If the shoe fits, wear it. If you happen to live in Seattle in springtime, I suggest rain boots.
For the past few months, my backyard has been a muddy swamp, much of which has been tracked indoors by two dogs: the Red Dog, who lives here permanently, and the Feisty Girl, who was supposed to be only a temporary resident but who shows no signs of having her own permanent home anytime soon. Her presence is a source of despair for the cats, who have not left my bedroom since Feisty Girl arrived, while her eventual departure is a source of distress for The Child, who has proclaimed Feisty Girl to be The Only Dog That Likes Me Most and is convinced that somehow, if we adopt her, it will all work itself out.
I visit the cats regularly during the day, because I miss them, but also because my bedroom window is the only spot I can observe my side yard, which doesn’t sound like a very interesting thing to watch unless you know that there’s a mountain range emerging there, at a pace much faster than glacial. The Himalayas are slackers compared to what’s going on in my yard, but then again, the Himalayas have to wait for tectonic activity to do its thing, and my yard has a decided advantage: one very active mole.

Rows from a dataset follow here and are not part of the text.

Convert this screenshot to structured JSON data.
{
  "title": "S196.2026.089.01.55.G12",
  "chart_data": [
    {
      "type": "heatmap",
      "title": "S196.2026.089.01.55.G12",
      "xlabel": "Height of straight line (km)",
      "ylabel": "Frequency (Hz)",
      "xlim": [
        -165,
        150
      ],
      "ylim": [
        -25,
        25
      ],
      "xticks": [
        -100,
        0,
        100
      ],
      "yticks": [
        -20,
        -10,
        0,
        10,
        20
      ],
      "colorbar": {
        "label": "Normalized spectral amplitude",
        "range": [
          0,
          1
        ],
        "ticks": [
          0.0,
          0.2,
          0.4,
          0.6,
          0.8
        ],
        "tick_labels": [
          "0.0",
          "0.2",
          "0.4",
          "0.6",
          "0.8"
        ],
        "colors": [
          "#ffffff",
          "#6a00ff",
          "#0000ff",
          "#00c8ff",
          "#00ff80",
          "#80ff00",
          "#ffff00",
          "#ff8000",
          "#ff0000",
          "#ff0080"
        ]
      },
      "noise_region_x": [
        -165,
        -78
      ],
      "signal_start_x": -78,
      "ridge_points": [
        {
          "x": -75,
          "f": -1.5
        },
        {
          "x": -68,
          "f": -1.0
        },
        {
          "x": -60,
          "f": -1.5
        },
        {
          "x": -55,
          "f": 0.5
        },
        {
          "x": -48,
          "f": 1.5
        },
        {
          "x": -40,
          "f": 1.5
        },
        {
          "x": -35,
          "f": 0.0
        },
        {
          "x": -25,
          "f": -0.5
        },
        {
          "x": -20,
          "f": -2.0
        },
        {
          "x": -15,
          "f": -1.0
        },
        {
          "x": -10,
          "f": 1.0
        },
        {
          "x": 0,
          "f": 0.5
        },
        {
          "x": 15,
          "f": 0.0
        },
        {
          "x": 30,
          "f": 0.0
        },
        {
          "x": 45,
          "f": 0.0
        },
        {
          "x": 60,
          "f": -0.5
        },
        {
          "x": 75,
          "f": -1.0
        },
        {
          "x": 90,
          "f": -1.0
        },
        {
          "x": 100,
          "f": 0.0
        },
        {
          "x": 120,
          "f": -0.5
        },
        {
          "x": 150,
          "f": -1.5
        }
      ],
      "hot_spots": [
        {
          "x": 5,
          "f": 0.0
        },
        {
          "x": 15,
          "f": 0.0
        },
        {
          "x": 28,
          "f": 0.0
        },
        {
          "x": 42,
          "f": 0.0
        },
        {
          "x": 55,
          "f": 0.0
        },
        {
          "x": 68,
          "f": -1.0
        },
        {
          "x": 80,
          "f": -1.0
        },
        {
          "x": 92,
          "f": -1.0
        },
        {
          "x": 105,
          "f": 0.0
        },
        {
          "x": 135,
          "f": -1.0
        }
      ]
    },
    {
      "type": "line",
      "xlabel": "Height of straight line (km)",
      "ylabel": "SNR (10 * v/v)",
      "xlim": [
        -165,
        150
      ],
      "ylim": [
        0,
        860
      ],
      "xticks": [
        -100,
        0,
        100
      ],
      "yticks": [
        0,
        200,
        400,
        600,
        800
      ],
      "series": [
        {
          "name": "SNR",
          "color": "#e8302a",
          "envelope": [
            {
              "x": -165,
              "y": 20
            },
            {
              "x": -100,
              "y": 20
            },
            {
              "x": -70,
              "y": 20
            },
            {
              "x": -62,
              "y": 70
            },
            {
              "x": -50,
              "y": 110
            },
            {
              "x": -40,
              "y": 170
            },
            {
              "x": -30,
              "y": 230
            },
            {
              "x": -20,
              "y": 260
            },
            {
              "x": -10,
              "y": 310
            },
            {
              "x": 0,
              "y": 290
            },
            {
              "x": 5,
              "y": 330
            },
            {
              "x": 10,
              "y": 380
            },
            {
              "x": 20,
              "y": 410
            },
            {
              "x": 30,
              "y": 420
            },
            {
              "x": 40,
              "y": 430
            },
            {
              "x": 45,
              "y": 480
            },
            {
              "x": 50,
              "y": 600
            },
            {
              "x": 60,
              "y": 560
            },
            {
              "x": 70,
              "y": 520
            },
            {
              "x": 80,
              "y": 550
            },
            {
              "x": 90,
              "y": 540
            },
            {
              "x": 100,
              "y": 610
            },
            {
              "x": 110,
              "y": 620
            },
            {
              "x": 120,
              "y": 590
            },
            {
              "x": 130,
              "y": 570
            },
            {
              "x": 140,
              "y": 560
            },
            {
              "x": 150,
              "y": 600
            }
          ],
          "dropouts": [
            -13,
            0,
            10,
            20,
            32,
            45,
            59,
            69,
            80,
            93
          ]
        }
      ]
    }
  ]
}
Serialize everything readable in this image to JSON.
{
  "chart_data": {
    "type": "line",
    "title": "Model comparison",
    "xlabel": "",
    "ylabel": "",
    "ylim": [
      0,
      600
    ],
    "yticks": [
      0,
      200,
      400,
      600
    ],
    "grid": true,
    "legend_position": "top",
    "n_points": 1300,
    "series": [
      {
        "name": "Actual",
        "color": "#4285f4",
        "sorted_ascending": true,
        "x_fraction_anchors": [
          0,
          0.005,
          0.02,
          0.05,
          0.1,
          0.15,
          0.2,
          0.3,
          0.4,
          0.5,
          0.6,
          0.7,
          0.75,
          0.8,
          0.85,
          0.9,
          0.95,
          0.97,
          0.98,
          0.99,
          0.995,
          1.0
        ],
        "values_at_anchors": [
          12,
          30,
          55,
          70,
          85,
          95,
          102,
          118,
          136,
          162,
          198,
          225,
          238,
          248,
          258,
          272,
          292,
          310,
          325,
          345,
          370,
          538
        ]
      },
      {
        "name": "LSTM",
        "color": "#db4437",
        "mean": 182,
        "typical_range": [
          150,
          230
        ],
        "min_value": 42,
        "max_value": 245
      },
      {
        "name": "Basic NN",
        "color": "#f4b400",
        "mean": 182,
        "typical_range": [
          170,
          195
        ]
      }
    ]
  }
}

You can (and really, should) complain about me using this space to make mountains out of molehills, but please don’t – having to draw cat/dog Maginot lines is all I can handle at the moment. The battle rages inside and out: I tried mole repellent, which should have made the mole leave, but he merely chuckled at the effort (I heard him). I moved on to poison worms, which should have been the mole’s last supper, but he was either too full or the worms were not up to his usual culinary standards.
I fought the mole, and lost.
I finally google to find out what actually kills moles, and learn a very helpful thing: traps are very effective, but also illegal in two states, one of which happens to contain my lawn.
My neighbor helpfully suggests that it’s not like anyone would report me or bother me about using the traps – which one can buy anywhere, since they are perfectly legal to sell in Washington State, just not legal to use – but based on the fact that 80% of the drivers I pass on the roads are talking on handheld cellphones, yet I got pulled over for doing the same, I think my personal track record suggests I might be among the unlucky 20% who get caught and fined.
When life hands you lemons, you’re supposed to make lemonade, and maybe I should have, because the lemon buttermilk sorbet I attempted didn’t work out very well. Still, I ended up with a refrigerator full of leftover buttermilk and lemons, as well as an abundance of ginger from my love affair with Momofuku’s Ginger Scallion Sauce. As luck would have it, these are just the things I needed to make Marion Cunningham’s Fresh Ginger Muffins.
So, one sunny Sunday when I should have been outside enjoying a break in the weather, or, apparently, killing a mole with a shovel (which is legal in Washington), I made muffins. These are a wonderful way to start the day: Light and airy, lightly sweet, and brightly flavored with ginger and lemon. The muffins are studded with little bits of sweet, slightly crunchy ginger. They’re wonderful with a cup of coffee or tea and even better with some berries on the side. They don’t need anything extra, but some currants would be a nice addition.
I did eventually win the Battle of the Mole, by hiring a service that dispensed with the mole the same day they showed up. No, I don’t know how, and no, I don’t care. The battle inside the house rages on.
- 1 piece unpeeled fresh ginger (4 to 5 oz.)
- ¾ cup plus 3 Tbs. sugar
- 2 Tbs. finely grated lemon zest
- 2 cups all-purpose flour
- ½ tsp. salt
- ¾ tsp. baking soda
- 8 Tbs. (1 stick) unsalted butter, at room
- 2 eggs
- 1 cup buttermilk
- Preheat an oven to 375ºF. Butter standard muffin tins or use paper liners.
- Cut the unpeeled ginger into large chunks. In a food processor fitted with the metal blade, process until it is finely minced. You should have about ¼ cup.
- In a small saucepan, combine the ginger and ¼ cup of the sugar. Cook over medium heat, stirring, until the sugar melts and the mixture is hot; this takes only about 2 minutes. Set aside to cool until tepid.
- In a small bowl stir the lemon zest and the 3 Tbs. sugar. Let stand for a few minutes, then add to the ginger mixture. Stir and set aside.
- In a medium bowl, stir and toss together the flour, salt and baking soda. Set aside.
- In a large bowl, beat the butter until smooth. Add the remaining ½ cup sugar and beat until blended. Add the eggs and beat well. Add the buttermilk and mix until blended. Then add the flour mixture and stir just until blended. Stir in the ginger-lemon mixture.
- Spoon into the prepared muffin tins, filling each cup about three-fourths full. Bake until a toothpick inserted into the center of a muffin comes out clean, 15 to 20 minutes.